According to DOE, the focus of the new rule is to clarify the scope of DOE’s NEPA obligations with respect to LNG projects and more specifically, to eliminate from the scope of DOE’s NEPA review potential environmental effects that the agency has no authority to prevent. Because DOE’s discretionary authority under Section 3 of the Natural Gas Act is limited to the authorization of exports of natural gas to non-free trade agreement countries, the rule limits the scope of environmental impacts that DOE must consider to the impacts associated with the marine transport of the LNG commencing at the point of export.
To that end, the final rule revises DOE’s existing Categorical Exclusions (CATEX) to reflect that the only elements of LNG projects subject to NEPA review is the following:
B5.7 Export of natural gas and associated transportation by marine vessel.
Approvals or disapprovals of new authorizations or amendments of existing authorizations to export natural gas under section 3 of the Natural Gas Act and any associated transportation of natural gas by marine vessel.
Based on prior NEPA reviews and technical reports, DOE has determined that the transport of natural gas by marine vessel normally does not pose the potential for significant environmental impacts and therefore qualifies for a CATEX. As such, the only reason that DOE would be obligated to engage in a NEPA review of a LNG project would be if “extraordinary circumstances” were deemed to be present that could not be mitigated and therefore would preclude DOE's reliance on this CATEX.
The revised CATEX also removes the reference to import authorizations from CATEX B5.7 because DOE has no discretion with respect to such approvals. Finally, the final rule also removes and reserves CATEX B5.8 and classes of actions C13, D8, D9 because these actions are outside of the scope of DOE’s authority or are covered by the revised CATEX B5.7.

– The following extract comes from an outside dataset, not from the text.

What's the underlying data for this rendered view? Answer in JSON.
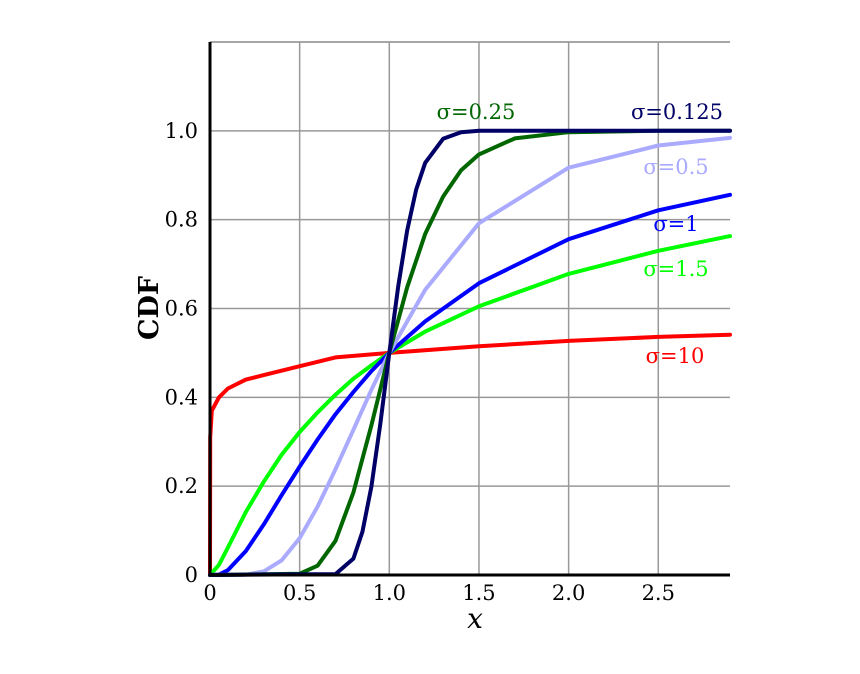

Interestingly, although the Federal Energy Regulatory Commission (FERC) has responsibility for approving the construction of LNG export terminals, it has previously declined to analyze the greenhouse emissions associated with such projects, noting that DOE is the appropriate agency to consider such impacts. However, with DOE now concluding that these projects are categorically excluded from such reviews, it remains to be seen if FERC will reconsider its approach to these operations.
The final rule is scheduled to take effect on January 4, 2021 and it remains to be seen what if any action a new Biden administration might take in response to this rule. Assuming that the Republicans retain control of the Congress, DOE would be required to go through the formal withdrawal process. Alternatively, if the Democrats take control of the Senate, the regulation could be repealed pursuant to the Congressional Review Act.
We will continue to track the Trump administration’s ongoing effort to finalize regulations in advance of January 20th as well as efforts by any new administration to rollback these regulations on the Corporate Environmental Lawyer.